Joint Attention for Autonomous Driving
(JAAD) Dataset

Timeline of events as the pedestrian is crossing the street
recovered from the behavioral data in the dataset

ABOUT

JAAD is a new dataset for studying joint attention in the context of autonomous driving. In particular, the focus is on pedestrian and driver behaviors at the point of crossing and factors that influence them. To this end, JAAD dataset provides an annotated collection of short video clips representing scenes typical for everyday urban driving in various weather conditions.

DATA

JAAD dataset contains 346 high-resolution video clips (most are 5-10 sec) extracted from approx. 240 hours of driving videos filmed in several locations in North America and Eastern Europe.

EXPLORE

Explore the JAAD dataset here.

STATS

Our dataset contains 88K frames with 2793 unique pedestrians labeled with over 390K bounding boxes. Occlusion tags are provided for each bounding box. ~55K (13%) of bounding boxes are tagged with partial occlusion and ~49K (12%) with heavy occlusion.

Behavioral data and attributes are provided for 868 pedestrians.

Note that statistics provided here may differ from the numbers in published papers since the dataset has been updated several times after the paper submission deadlines.
ANNOTATIONS

There are two types of annotations provided for the dataset: textual and bounding boxes.

Textual annotations contain descriptions of behaviors for those pedestrians and cars that interact with or require attention of the driver. For each video there are several tags (weather, location, whether it is a designated crossing, time of the day, age and gender of the pedestrians, etc.), 3 types of subjects (driver, car, pedestrian) and timestamped behavior descriptions from a fixed list (e.g. stopped, moving fast, walking, looking, signalling, etc).

Behavioral annotations are created using BORIS - an event logging software for video observations.

Bounding boxes are provided for all pedestrians and some cars.
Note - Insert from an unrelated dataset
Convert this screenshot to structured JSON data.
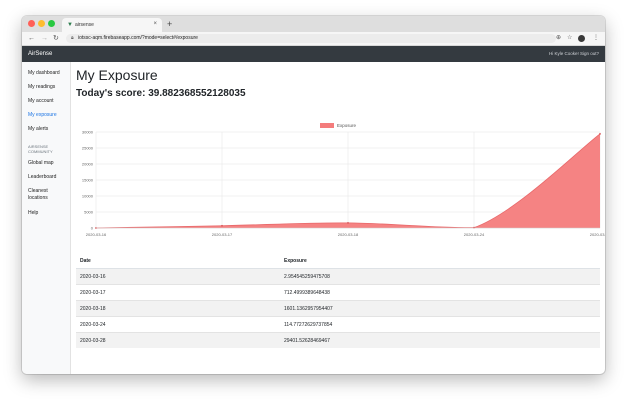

Bounding boxes are in .vbb format and require Piotr Dollar's Computer Vision Matlab Toolbox.

In addition, we provide a list of attributes for each pedestrian (e.g. age, gender, direction of motion, etc.) and a list of visible traffic scene elements (e.g. stop sign, traffic signal, etc.) for each video.

Follow the links below to download JAAD dataset and find more information about the available annotations.

CITATION

If you are using JAAD dataset for your research, please consider citing our papers:
I. Kotseruba, A. Rasouli, J. K. Tsotsos. "Joint Attention in Autonomous Driving (JAAD)." arXiv preprint arXiv:1609.04741 (2016).
A. Rasouli, I. Kotseruba, J. K. Tsotsos. "Agreeing to Cross: How Drivers and Pedestrians Communicate." In Proceedings of the IEEE Intelligent Vehicles Symposium (IV) (2017).
A. Rasouli, I. Kotseruba, J. K. Tsotsos. "Are They Going to Cross? A Benchmark Dataset and Baseline for Pedestrian Crosswalk Behavior." ICCVW (2017).
NEW A. Rasouli, I. Kotseruba, and John K. Tsotsos. "Understanding Pedestrian Behavior in Complex Traffic Scenes." IEEE Transactions on Intelligent Vehicles (2017).

DOWNLOAD

UPDATES

  • 06/03/2018 MAJOR UPDATE: Updated all bounding boxes and occlusion tags, added bounding boxes for 100 new pedestrians and behavioral tags for 20 more pedestrians. Moved all annotation data to github.
  • 18/02/2018 Posted a link to the IEEE IV Transactions 2017 paper
  • 01/11/2017 Posted a link to the ICCV 2017 paper.
  • 20/10/2017 MAJOR UPDATE: Added bounding boxes (with occlusion tags) for all pedestrians visible in the scene and text tags for scene elements.
  • 4/08/2017 Posted a link to the IV 2017 paper.
  • 10/02/2017 MAJOR UPDATE: Updated behavioral data and bounding boxes, converted bounding boxes to .vbb format and added occlusion information, renamed video files sequentially for better usability.
  • 01/01/2017 Updated behavioral data, removed redudant video, added extra tags for each subject featured in the video.
  • 29/11/2016 Added behavioral data in yaml format, added extra tags for the videos, fixed incorrect tags and bounding boxes.